Consider a function $f$ which has a parity about its quarter period. We want to exploit this parity to make the Fourier coefficient look simpler.
We look into the case of functions $f$ that have odd parity with respect to the origin.
Since $f$ has a quarter period symmetry, we want to apply a change of variables $s = x-L/4$; in order to see what kind of effect this has on the trigonometric part of the integrand.

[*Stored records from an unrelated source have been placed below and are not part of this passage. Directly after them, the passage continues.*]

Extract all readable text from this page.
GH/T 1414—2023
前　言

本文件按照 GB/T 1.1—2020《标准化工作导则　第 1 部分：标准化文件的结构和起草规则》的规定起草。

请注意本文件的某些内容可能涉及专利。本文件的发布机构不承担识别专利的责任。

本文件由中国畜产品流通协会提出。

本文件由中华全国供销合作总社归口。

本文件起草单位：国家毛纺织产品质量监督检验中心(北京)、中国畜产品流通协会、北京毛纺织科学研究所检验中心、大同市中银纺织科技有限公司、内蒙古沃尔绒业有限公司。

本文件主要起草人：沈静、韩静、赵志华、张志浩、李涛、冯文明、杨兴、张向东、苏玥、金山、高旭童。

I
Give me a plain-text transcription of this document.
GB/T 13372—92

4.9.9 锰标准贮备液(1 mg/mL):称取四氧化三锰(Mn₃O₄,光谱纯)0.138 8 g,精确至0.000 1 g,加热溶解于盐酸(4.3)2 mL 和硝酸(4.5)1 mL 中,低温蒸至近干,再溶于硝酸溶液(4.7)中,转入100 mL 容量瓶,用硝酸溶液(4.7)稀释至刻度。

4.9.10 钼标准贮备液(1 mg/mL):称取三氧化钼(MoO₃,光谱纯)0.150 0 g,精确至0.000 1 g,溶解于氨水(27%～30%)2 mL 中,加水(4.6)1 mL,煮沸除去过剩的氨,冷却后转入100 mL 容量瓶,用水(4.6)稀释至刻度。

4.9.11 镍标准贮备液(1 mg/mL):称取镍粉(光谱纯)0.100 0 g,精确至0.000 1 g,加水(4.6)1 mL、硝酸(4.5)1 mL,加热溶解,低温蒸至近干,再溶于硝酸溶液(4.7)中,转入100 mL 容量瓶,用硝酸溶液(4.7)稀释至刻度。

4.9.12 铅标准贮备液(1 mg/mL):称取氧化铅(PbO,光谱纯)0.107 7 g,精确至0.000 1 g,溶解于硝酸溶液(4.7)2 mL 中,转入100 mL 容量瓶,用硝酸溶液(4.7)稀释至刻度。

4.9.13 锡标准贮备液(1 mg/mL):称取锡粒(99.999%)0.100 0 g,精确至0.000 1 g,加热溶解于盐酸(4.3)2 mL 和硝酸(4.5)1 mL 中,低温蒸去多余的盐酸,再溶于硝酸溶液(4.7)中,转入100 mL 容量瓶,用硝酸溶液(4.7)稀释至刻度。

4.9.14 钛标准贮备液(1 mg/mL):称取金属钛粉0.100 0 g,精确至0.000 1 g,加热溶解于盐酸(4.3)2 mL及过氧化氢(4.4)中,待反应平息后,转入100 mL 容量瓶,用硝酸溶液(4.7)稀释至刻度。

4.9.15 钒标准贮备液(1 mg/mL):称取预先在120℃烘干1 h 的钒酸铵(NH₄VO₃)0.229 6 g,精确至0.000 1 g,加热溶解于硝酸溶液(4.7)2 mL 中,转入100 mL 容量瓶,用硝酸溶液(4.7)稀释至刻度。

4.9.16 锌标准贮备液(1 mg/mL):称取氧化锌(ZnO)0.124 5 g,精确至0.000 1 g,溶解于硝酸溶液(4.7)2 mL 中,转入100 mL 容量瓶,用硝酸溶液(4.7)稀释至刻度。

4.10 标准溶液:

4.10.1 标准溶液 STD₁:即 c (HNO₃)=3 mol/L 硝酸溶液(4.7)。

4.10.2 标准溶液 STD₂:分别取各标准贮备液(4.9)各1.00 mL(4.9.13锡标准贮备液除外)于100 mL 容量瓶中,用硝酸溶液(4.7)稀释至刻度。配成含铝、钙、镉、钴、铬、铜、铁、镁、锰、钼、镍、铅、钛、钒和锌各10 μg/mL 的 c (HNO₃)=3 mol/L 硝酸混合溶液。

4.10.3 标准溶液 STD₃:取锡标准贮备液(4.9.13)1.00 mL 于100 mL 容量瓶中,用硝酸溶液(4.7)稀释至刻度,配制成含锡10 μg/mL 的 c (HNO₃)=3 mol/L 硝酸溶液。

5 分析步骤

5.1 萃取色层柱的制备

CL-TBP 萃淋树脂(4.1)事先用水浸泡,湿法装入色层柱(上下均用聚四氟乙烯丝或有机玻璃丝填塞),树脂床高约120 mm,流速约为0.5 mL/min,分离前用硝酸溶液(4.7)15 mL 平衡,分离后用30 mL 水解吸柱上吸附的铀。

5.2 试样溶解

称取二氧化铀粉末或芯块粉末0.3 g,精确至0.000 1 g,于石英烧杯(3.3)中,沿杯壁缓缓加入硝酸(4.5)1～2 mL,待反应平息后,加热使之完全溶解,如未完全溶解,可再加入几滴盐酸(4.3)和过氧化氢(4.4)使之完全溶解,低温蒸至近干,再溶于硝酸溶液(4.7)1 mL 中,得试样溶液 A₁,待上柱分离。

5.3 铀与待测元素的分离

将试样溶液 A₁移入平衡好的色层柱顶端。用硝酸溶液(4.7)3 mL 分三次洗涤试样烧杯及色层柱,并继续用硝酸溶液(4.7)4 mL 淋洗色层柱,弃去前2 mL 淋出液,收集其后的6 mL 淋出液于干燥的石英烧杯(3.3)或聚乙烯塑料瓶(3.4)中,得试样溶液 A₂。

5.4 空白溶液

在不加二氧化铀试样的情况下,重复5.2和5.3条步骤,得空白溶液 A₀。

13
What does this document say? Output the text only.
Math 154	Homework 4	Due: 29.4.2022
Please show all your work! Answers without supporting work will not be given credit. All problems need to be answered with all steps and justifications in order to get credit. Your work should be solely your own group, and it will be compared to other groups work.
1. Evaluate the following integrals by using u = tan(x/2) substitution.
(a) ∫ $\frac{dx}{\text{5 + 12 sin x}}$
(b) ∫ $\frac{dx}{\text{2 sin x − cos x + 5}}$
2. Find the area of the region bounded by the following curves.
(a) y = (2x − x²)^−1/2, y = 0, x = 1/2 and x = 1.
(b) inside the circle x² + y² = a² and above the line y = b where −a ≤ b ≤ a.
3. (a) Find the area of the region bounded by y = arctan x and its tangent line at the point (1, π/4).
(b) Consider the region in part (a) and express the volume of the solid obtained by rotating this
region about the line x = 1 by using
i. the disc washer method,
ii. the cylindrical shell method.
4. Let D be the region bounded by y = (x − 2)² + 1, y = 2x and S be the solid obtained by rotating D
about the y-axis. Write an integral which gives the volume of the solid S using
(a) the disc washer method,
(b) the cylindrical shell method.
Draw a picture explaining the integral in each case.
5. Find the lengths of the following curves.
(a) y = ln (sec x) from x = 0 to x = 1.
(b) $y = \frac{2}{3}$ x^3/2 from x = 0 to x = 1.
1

$$b_r = \frac{2}{L}\int_{x_0}^{x_0 +L}f(s)\sin\bigg(\frac{2\pi rs}{L}\bigg)ds \ . $$ Note that, since $dx=ds$, the result is invariant with respect to integration variable.
$$b_r = \frac{2}{L}\int_{x_0}^{x_0 +L}f(s)\sin\bigg(\frac{2\pi r(x-L/4)}{L}\bigg)dx \\ =\frac{2}{L}\int_{x_0}^{x_0 +L}f(s)\sin\bigg(\frac{2\pi rx}{L} - \color{red}{\frac{\pi r}{2}}\bigg)dx \ .$$
Expanding the sine,
$$ \sin\bigg(\frac{2\pi rx}{L} - \color{red}{\frac{\pi r}{2}}\bigg) = \color{green}{\cos\bigg(\frac{\pi r}{2}\bigg)}\sin\bigg(\frac{2\pi rx}{L}\bigg)+ \color{green}{\sin\bigg(\frac{\pi r}{2}\bigg)}\cos\bigg(\frac{2\pi rx}{L}\bigg) $$ , we see that either $b_{2r}$ or $b_{2r+1}$ vanishes depending on the parity of $f$ about $L/4$.